1. A method for predicting open reading frames based on single nucleotide polymorphisms, characterized by: the method comprises the following steps:

s4, extracting candidate open reading frames from the transcript information, evaluating the change rule and the codon use frequency of single nucleotide polymorphism in the candidate open reading frames to be predicted, and taking the candidate open reading frames meeting the preset second screening conditions as prediction results;

the evaluation of the change rule of the single nucleotide polymorphism in the candidate long open reading frame to be predicted comprises:

s22, respectively checking whether the nucleotide diversity value of the 3 n-th base in the candidate long open reading frame is larger than the nucleotide diversity values of the 3n-2 nd base and the 3n-1 st base, wherein n is more than or equal to 1 and less than or equal to L/3, L is the length of the candidate long open reading frame, P1 and P2 are obtained, and calculating the combined P value;

the evaluating of the change rule and codon usage frequency of single nucleotide polymorphisms in the candidate open reading frames to be predicted comprises:

s42, respectively checking whether the nucleotide diversity value of the 3 n-th base in the candidate open reading frame is larger than the nucleotide diversity values of the 3n-2 nd base and the 3n-1 st base, wherein n is more than or equal to 1 and less than or equal to L '/3, L' is the length of the candidate open reading frame, and P1 'and P2' are obtained; and respectively checking whether the use frequency of the triplet taking the 3n-2 th base as the starting point in the candidate open reading frame is higher than that of the triplet taking the 3n-1 st base and the 3 n-th base as the starting point in the candidate open reading frame, obtaining P3' and P4', and calculating the P ' value after combining the four values of P1', P2', P3 and P4.

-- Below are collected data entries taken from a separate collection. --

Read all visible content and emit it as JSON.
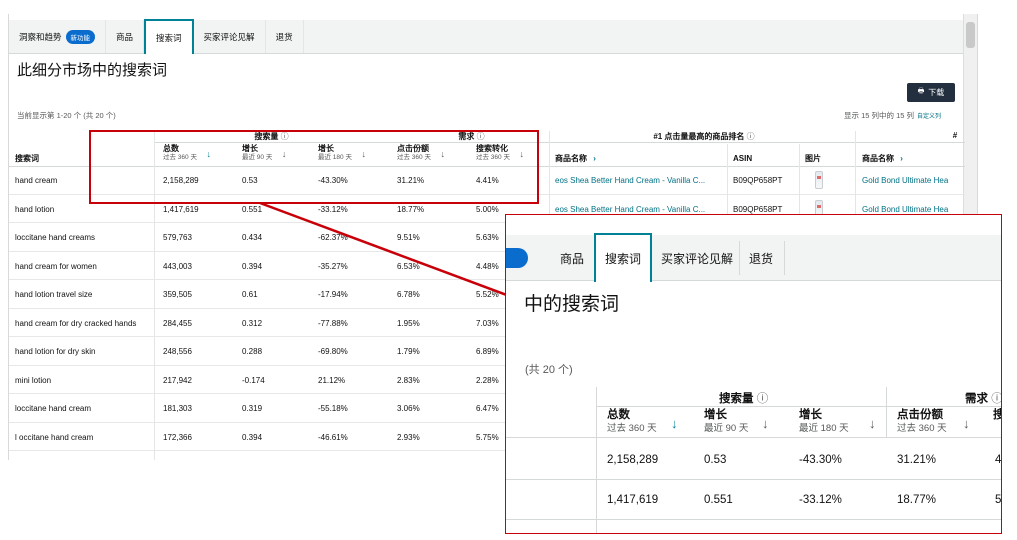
{
  "tabs": [
    {
      "label": "洞察和趋势",
      "badge": "新功能"
    },
    {
      "label": "商品"
    },
    {
      "label": "搜索词"
    },
    {
      "label": "买家评论见解"
    },
    {
      "label": "退货"
    }
  ],
  "page_title": "此细分市场中的搜索词",
  "download_label": "下载",
  "showing_text": "当前显示第 1-20 个 (共 20 个)",
  "columns_info": "显示 15 列中的 15 列",
  "customize_label": "自定义列",
  "groups": {
    "search_volume": "搜索量",
    "demand": "需求",
    "top_product": "#1 点击量最高的商品排名",
    "partial_hash": "#"
  },
  "headers": {
    "search_term": "搜索词",
    "total": {
      "label": "总数",
      "sub": "过去 360 天"
    },
    "growth90": {
      "label": "增长",
      "sub": "最近 90 天"
    },
    "growth180": {
      "label": "增长",
      "sub": "最近 180 天"
    },
    "click_share": {
      "label": "点击份额",
      "sub": "过去 360 天"
    },
    "conversion": {
      "label": "搜索转化",
      "sub": "过去 360 天"
    },
    "product_name": "商品名称",
    "asin": "ASIN",
    "image": "图片",
    "product_name2": "商品名称"
  },
  "rows": [
    {
      "term": "hand cream",
      "total": "2,158,289",
      "g90": "0.53",
      "g180": "-43.30%",
      "share": "31.21%",
      "conv": "4.41%",
      "product": "eos Shea Better Hand Cream - Vanilla C...",
      "asin": "B09QP658PT",
      "product2": "Gold Bond Ultimate Hea"
    },
    {
      "term": "hand lotion",
      "total": "1,417,619",
      "g90": "0.551",
      "g180": "-33.12%",
      "share": "18.77%",
      "conv": "5.00%",
      "product": "eos Shea Better Hand Cream - Vanilla C...",
      "asin": "B09QP658PT",
      "product2": "Gold Bond Ultimate Hea"
    },
    {
      "term": "loccitane hand creams",
      "total": "579,763",
      "g90": "0.434",
      "g180": "-62.37%",
      "share": "9.51%",
      "conv": "5.63%"
    },
    {
      "term": "hand cream for women",
      "total": "443,003",
      "g90": "0.394",
      "g180": "-35.27%",
      "share": "6.53%",
      "conv": "4.48%"
    },
    {
      "term": "hand lotion travel size",
      "total": "359,505",
      "g90": "0.61",
      "g180": "-17.94%",
      "share": "6.78%",
      "conv": "5.52%"
    },
    {
      "term": "hand cream for dry cracked hands",
      "total": "284,455",
      "g90": "0.312",
      "g180": "-77.88%",
      "share": "1.95%",
      "conv": "7.03%"
    },
    {
      "term": "hand lotion for dry skin",
      "total": "248,556",
      "g90": "0.288",
      "g180": "-69.80%",
      "share": "1.79%",
      "conv": "6.89%"
    },
    {
      "term": "mini lotion",
      "total": "217,942",
      "g90": "-0.174",
      "g180": "21.12%",
      "share": "2.83%",
      "conv": "2.28%"
    },
    {
      "term": "loccitane hand cream",
      "total": "181,303",
      "g90": "0.319",
      "g180": "-55.18%",
      "share": "3.06%",
      "conv": "6.47%"
    },
    {
      "term": "l occitane hand cream",
      "total": "172,366",
      "g90": "0.394",
      "g180": "-46.61%",
      "share": "2.93%",
      "conv": "5.75%"
    }
  ],
  "zoom": {
    "tabs": [
      "商品",
      "搜索词",
      "买家评论见解",
      "退货"
    ],
    "title": "中的搜索词",
    "showing": "(共 20 个)",
    "group_search_volume": "搜索量",
    "group_demand": "需求",
    "rows": [
      {
        "total": "2,158,289",
        "g90": "0.53",
        "g180": "-43.30%",
        "share": "31.21%",
        "conv": "4"
      },
      {
        "total": "1,417,619",
        "g90": "0.551",
        "g180": "-33.12%",
        "share": "18.77%",
        "conv": "5"
      }
    ],
    "partial_header": "搜"
  },
  "icons": {
    "help": "ⓘ",
    "sort": "↓",
    "chevron": "›",
    "download": "🖶"
  },
  "colors": {
    "accent": "#008296",
    "link": "#007185",
    "highlight": "#c8000a",
    "badge": "#0a6ccc"
  }
}
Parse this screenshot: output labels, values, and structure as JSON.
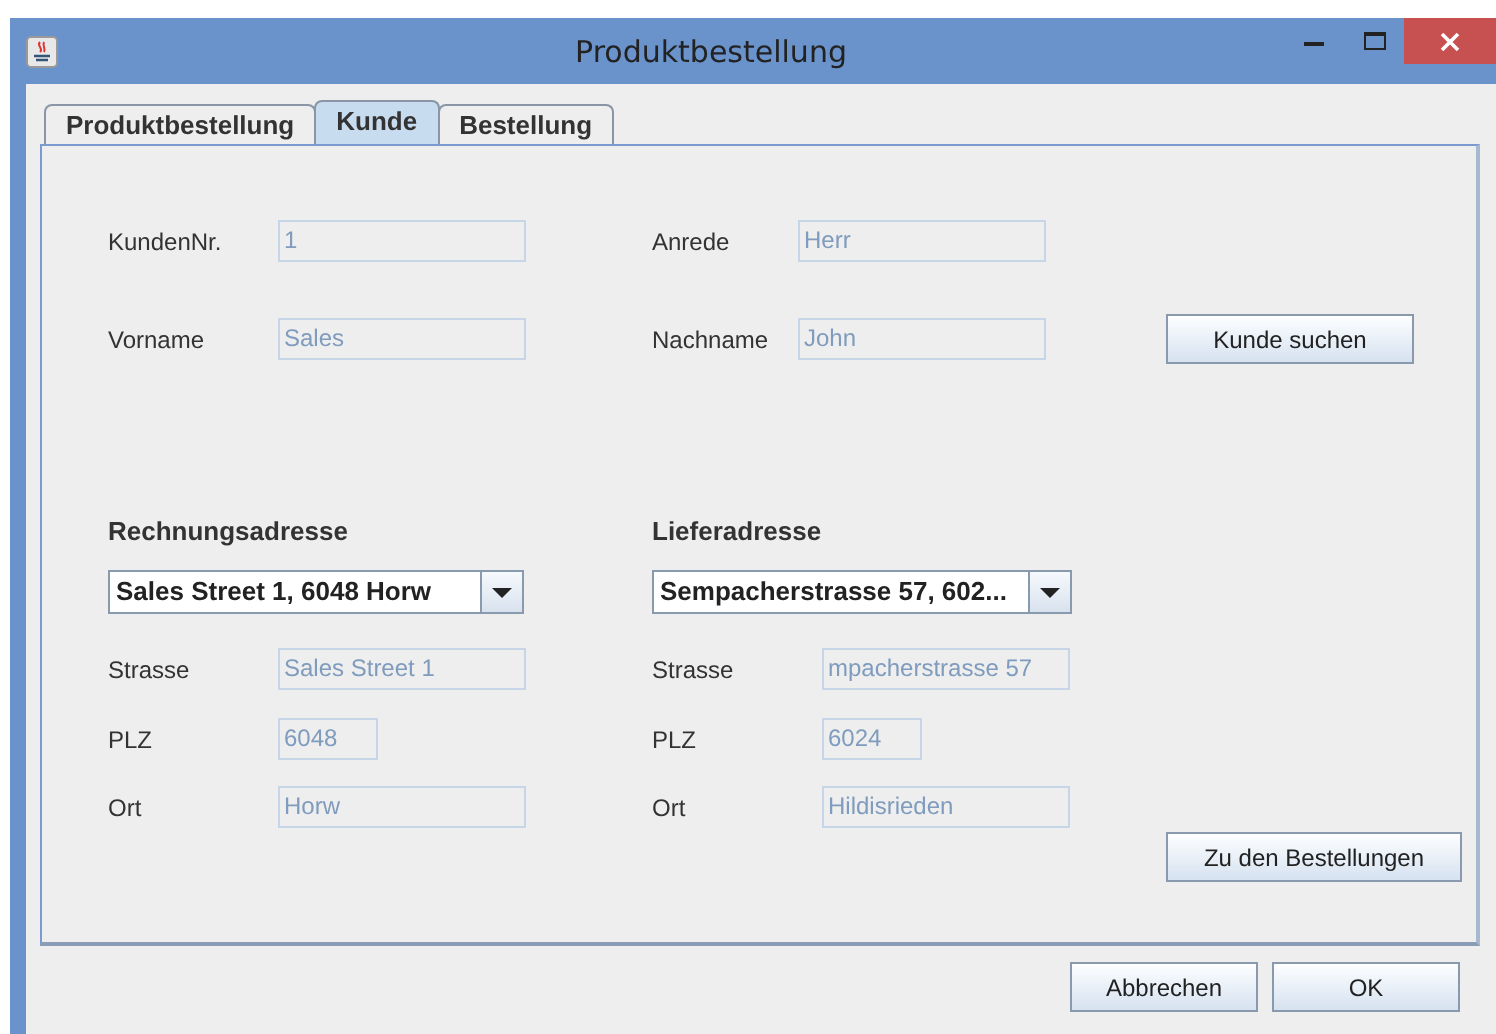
{
  "window": {
    "title": "Produktbestellung"
  },
  "tabs": [
    {
      "label": "Produktbestellung",
      "selected": false
    },
    {
      "label": "Kunde",
      "selected": true
    },
    {
      "label": "Bestellung",
      "selected": false
    }
  ],
  "customer": {
    "fields": [
      {
        "label": "KundenNr.",
        "value": "1",
        "disabled": true
      },
      {
        "label": "Anrede",
        "value": "Herr",
        "disabled": true
      },
      {
        "label": "Vorname",
        "value": "Sales",
        "disabled": true
      },
      {
        "label": "Nachname",
        "value": "John",
        "disabled": true
      }
    ],
    "search_button": "Kunde suchen"
  },
  "addresses": [
    {
      "heading": "Rechnungsadresse",
      "combo": "Sales Street 1, 6048 Horw",
      "fields": [
        {
          "label": "Strasse",
          "value": "Sales Street 1",
          "disabled": true
        },
        {
          "label": "PLZ",
          "value": "6048",
          "disabled": true
        },
        {
          "label": "Ort",
          "value": "Horw",
          "disabled": true
        }
      ]
    },
    {
      "heading": "Lieferadresse",
      "combo": "Sempacherstrasse 57, 602...",
      "fields": [
        {
          "label": "Strasse",
          "value": "mpacherstrasse 57",
          "disabled": true
        },
        {
          "label": "PLZ",
          "value": "6024",
          "disabled": true
        },
        {
          "label": "Ort",
          "value": "Hildisrieden",
          "disabled": true
        }
      ]
    }
  ],
  "orders_button": "Zu den Bestellungen",
  "buttons": [
    "Abbrechen",
    "OK"
  ]
}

2. The method for predicting open reading frames based on single nucleotide polymorphisms according to claim 1, wherein: the basis for extracting the candidate long open reading frames and the candidate open reading frames is as follows: beginning with the start codon AUG and ending with the stop codon UAG, UAA or UGA, and the sequence lengths of the candidate long open reading frame and the candidate open reading frame are integer multiples of 3.

3. The method for predicting open reading frames based on single nucleotide polymorphisms according to claim 1, wherein: the length of the candidate long open reading frame is greater than 900bp, and the length of the candidate open reading frame is greater than 100bp.

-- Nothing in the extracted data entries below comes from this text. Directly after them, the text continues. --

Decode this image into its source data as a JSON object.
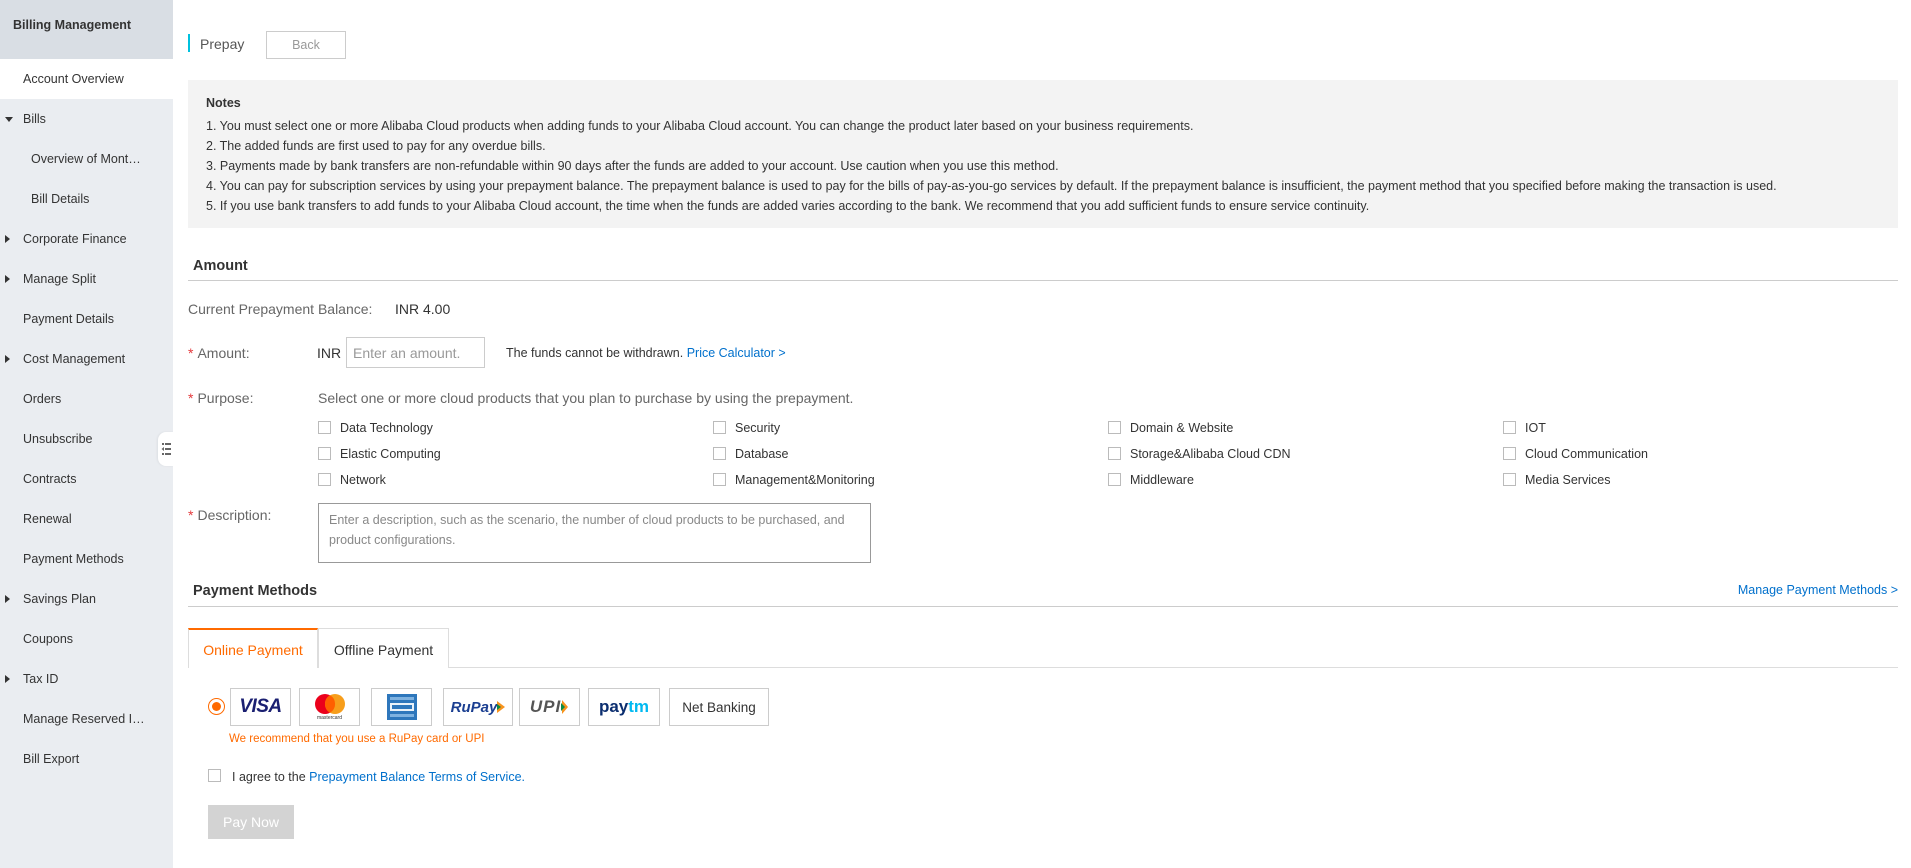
{
  "sidebar": {
    "title": "Billing Management",
    "items": [
      {
        "label": "Account Overview"
      },
      {
        "label": "Bills"
      },
      {
        "label": "Overview of Mont…"
      },
      {
        "label": "Bill Details"
      },
      {
        "label": "Corporate Finance"
      },
      {
        "label": "Manage Split"
      },
      {
        "label": "Payment Details"
      },
      {
        "label": "Cost Management"
      },
      {
        "label": "Orders"
      },
      {
        "label": "Unsubscribe"
      },
      {
        "label": "Contracts"
      },
      {
        "label": "Renewal"
      },
      {
        "label": "Payment Methods"
      },
      {
        "label": "Savings Plan"
      },
      {
        "label": "Coupons"
      },
      {
        "label": "Tax ID"
      },
      {
        "label": "Manage Reserved I…"
      },
      {
        "label": "Bill Export"
      }
    ]
  },
  "header": {
    "title": "Prepay",
    "back_label": "Back"
  },
  "notes": {
    "title": "Notes",
    "lines": [
      "1. You must select one or more Alibaba Cloud products when adding funds to your Alibaba Cloud account. You can change the product later based on your business requirements.",
      "2. The added funds are first used to pay for any overdue bills.",
      "3. Payments made by bank transfers are non-refundable within 90 days after the funds are added to your account. Use caution when you use this method.",
      "4. You can pay for subscription services by using your prepayment balance. The prepayment balance is used to pay for the bills of pay-as-you-go services by default. If the prepayment balance is insufficient, the payment method that you specified before making the transaction is used.",
      "5. If you use bank transfers to add funds to your Alibaba Cloud account, the time when the funds are added varies according to the bank. We recommend that you add sufficient funds to ensure service continuity."
    ]
  },
  "amount_section": {
    "heading": "Amount",
    "balance_label": "Current Prepayment Balance:",
    "balance_value": "INR 4.00",
    "amount_label": "Amount:",
    "currency": "INR",
    "amount_placeholder": "Enter an amount.",
    "amount_value": "",
    "funds_note": "The funds cannot be withdrawn.",
    "price_calculator_label": "Price Calculator >",
    "purpose_label": "Purpose:",
    "purpose_hint": "Select one or more cloud products that you plan to purchase by using the prepayment.",
    "products": [
      {
        "label": "Data Technology",
        "checked": false
      },
      {
        "label": "Security",
        "checked": false
      },
      {
        "label": "Domain & Website",
        "checked": false
      },
      {
        "label": "IOT",
        "checked": false
      },
      {
        "label": "Elastic Computing",
        "checked": false
      },
      {
        "label": "Database",
        "checked": false
      },
      {
        "label": "Storage&Alibaba Cloud CDN",
        "checked": false
      },
      {
        "label": "Cloud Communication",
        "checked": false
      },
      {
        "label": "Network",
        "checked": false
      },
      {
        "label": "Management&Monitoring",
        "checked": false
      },
      {
        "label": "Middleware",
        "checked": false
      },
      {
        "label": "Media Services",
        "checked": false
      }
    ],
    "description_label": "Description:",
    "description_placeholder": "Enter a description, such as the scenario, the number of cloud products to be purchased, and product configurations."
  },
  "payment_section": {
    "heading": "Payment Methods",
    "manage_link": "Manage Payment Methods >",
    "tabs": [
      {
        "label": "Online Payment",
        "active": true
      },
      {
        "label": "Offline Payment",
        "active": false
      }
    ],
    "methods": {
      "visa": "VISA",
      "mastercard_caption": "mastercard",
      "rupay": "RuPay",
      "upi": "UPI",
      "paytm_pay": "pay",
      "paytm_tm": "tm",
      "net_banking": "Net Banking"
    },
    "recommend_text": "We recommend that you use a RuPay card or UPI",
    "agree_prefix": "I agree to the",
    "agree_link": "Prepayment Balance Terms of Service.",
    "pay_button": "Pay Now"
  },
  "colors": {
    "accent_orange": "#ff6a00",
    "link_blue": "#0070cc",
    "title_bar_cyan": "#00c1de",
    "required_red": "#e4393c",
    "sidebar_bg": "#eaedf1"
  }
}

4. The method for predicting open reading frames based on single nucleotide polymorphisms according to claim 1, wherein: the first screening condition is that the P value is less than 0.0001.

5. The method for predicting open reading frames based on single nucleotide polymorphisms according to claim 1, wherein: the second screening condition is to control the error discovery rate FDR of the P' value meeting the preset requirement, and the FDR is controlled to be less than or equal to 0.0001.

6. The method for predicting open reading frames based on single nucleotide polymorphisms as recited in claim 5 wherein: the preset requirement is that the P' value is less than 0.05.

7. A system for predicting open reading frames based on single nucleotide polymorphisms, characterized by: comprising a processor and a storage medium storing machine-readable instructions executable by the processor, which when executed perform the method of predicting an open reading frame of any one of claims 1-6.